Two Elevators: The Emotional vs. Rational Mind
Humans operate with two metaphorical elevators in the brain:
- The Thinking Elevator (rational, logical, slow)
- The Feeling Elevator (emotional, instinctive, fast)
These elevators never move in sync. The more emotionally activated a person is, the less access they have to rational thought—and vice versa.
This disconnect explains why clients may “know better” but still fall into old patterns. The dominant elevator builds the strongest templates, eventually shaping their frame of reference—the lens through which they interpret and respond to the world.
How Cognitive Biases Reinforce the Familiar
Humans generally learn through association and generalisation. Their brains link repeating patterns—real or disorganised—and form templates that prioritize safety over novelty.
New information is filtered through these templates, distorted to align with what is familiar. Even if clients know they’re repeating harmful behaviours, subconsciously they may resist change simply because it feels safer to stay the same.
They also tend to:
- Select information that protects the ego
- Avoid insights that challenge their internal narratives
- Seek emotional security over cognitive correction
What Can We Do as Counsellors?
Here’s a practical framework to support clients in breaking through old patterns:
1. Create Emotional Safety
Safety is the cornerstone of therapeutic work. Without it, clients cannot access the thinking elevator. But safety alone doesn’t spark change—it simply makes it possible.

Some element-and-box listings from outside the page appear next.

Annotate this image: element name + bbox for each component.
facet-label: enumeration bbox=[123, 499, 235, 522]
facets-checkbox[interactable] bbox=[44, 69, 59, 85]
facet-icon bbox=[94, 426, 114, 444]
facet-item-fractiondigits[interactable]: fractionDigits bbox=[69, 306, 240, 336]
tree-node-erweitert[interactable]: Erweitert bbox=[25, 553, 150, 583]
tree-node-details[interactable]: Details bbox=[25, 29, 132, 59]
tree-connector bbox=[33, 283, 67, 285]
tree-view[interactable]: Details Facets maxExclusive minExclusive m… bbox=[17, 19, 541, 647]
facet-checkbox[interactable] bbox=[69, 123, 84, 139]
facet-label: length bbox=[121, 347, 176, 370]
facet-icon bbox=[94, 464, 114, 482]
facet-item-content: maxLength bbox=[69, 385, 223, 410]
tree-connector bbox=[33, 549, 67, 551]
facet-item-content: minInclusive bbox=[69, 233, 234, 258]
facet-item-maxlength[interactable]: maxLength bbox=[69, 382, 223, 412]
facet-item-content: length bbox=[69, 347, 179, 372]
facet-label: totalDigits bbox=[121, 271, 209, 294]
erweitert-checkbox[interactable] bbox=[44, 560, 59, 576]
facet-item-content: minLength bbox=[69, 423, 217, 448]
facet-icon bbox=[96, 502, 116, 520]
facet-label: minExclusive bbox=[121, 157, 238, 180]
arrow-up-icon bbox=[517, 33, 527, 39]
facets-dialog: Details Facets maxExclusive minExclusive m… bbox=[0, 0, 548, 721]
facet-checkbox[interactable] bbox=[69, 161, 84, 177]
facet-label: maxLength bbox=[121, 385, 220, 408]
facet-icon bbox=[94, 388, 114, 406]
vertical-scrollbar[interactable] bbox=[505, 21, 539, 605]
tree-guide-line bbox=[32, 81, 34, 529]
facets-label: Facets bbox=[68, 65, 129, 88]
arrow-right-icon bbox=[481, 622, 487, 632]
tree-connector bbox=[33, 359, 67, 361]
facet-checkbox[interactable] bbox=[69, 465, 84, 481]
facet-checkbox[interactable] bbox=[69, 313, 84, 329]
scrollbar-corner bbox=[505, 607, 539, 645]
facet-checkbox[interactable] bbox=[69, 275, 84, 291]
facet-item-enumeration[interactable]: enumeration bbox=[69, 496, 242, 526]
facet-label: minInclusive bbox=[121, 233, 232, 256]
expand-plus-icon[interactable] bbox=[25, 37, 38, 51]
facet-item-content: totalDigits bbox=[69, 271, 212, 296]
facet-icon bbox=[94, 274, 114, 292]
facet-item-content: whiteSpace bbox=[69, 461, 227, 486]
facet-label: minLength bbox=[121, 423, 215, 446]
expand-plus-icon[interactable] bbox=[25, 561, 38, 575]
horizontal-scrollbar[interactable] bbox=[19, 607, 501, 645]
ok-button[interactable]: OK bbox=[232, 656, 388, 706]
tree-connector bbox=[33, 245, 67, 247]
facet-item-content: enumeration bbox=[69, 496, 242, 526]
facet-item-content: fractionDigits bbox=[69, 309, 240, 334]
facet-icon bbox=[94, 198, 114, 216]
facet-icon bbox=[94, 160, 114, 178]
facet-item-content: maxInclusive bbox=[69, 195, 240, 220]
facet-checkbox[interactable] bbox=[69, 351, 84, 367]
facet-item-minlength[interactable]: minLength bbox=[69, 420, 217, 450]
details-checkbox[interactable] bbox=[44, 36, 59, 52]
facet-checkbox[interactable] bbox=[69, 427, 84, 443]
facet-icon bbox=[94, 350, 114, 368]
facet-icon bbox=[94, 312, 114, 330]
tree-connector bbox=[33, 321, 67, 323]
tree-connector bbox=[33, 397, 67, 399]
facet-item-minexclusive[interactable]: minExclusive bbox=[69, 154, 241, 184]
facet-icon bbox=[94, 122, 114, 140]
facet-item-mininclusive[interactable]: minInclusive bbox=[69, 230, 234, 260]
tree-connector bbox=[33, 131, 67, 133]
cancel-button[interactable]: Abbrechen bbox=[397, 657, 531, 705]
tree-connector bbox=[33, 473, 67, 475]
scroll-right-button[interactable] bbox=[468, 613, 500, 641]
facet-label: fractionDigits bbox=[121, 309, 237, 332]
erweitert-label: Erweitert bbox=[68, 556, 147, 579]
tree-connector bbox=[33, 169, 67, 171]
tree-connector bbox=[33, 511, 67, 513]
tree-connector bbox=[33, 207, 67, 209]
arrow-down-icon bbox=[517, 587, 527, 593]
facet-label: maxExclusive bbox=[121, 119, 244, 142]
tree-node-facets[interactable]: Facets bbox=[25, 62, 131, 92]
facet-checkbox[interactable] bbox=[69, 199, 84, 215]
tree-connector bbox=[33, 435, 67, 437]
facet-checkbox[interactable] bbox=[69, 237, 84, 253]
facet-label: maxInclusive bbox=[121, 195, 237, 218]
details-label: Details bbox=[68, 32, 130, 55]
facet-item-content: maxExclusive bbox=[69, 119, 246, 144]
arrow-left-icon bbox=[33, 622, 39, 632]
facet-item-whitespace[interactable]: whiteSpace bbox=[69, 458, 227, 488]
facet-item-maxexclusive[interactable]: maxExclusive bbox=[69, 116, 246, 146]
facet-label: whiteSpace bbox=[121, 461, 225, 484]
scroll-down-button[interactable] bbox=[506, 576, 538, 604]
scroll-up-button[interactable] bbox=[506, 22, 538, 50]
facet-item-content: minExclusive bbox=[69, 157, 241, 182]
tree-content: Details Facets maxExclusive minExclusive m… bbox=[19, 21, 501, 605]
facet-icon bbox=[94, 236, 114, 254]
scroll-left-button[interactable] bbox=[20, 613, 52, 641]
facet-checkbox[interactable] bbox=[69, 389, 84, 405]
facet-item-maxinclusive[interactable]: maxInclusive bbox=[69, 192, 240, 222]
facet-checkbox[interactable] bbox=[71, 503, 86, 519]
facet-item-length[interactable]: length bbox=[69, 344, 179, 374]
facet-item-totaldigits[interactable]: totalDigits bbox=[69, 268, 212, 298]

2. Explore Both Facts and Feelings
Help clients look at their situation holistically:
- Have they experienced this before?
- How did they manage it then?
- What does it feel like now?
Balancing cognitive and emotional awareness fosters insight.
3. Co-Create a Plan for Action
Counselling isn’t just about insight—it’s about implementation. Agree on a strategy that includes:
- Specific behavioural steps
- Small, manageable risks
- Time limits and routine
- Built-in repetition and accountability
4. Normalize Mistakes as Part of Change
Help clients reframe mistakes as data, not failure. When shame or guilt decreases, openness to new learning increases. This encourages more experimentation and less fear of regression.
5. Build New Templates Through Repetition
Repeated exposure to new experiences allows clients to slowly rewire their mental frameworks. Over time, they begin to reference healthier templates when responding to stress or challenge.
A Final Word: Mistakes Are Messengers
As counsellors, we hold space for discomfort, uncertainty, and growth. We must continually remind ourselves—and our clients—that mistakes are not evidence of failure, but invitations to adapt.
When clients feel safe enough to make mistakes, reflect, and try again, they move closer to lasting transformation. And when we meet them with patience and clarity, we become co-facilitators in their pathway of self-awareness and behavioural change.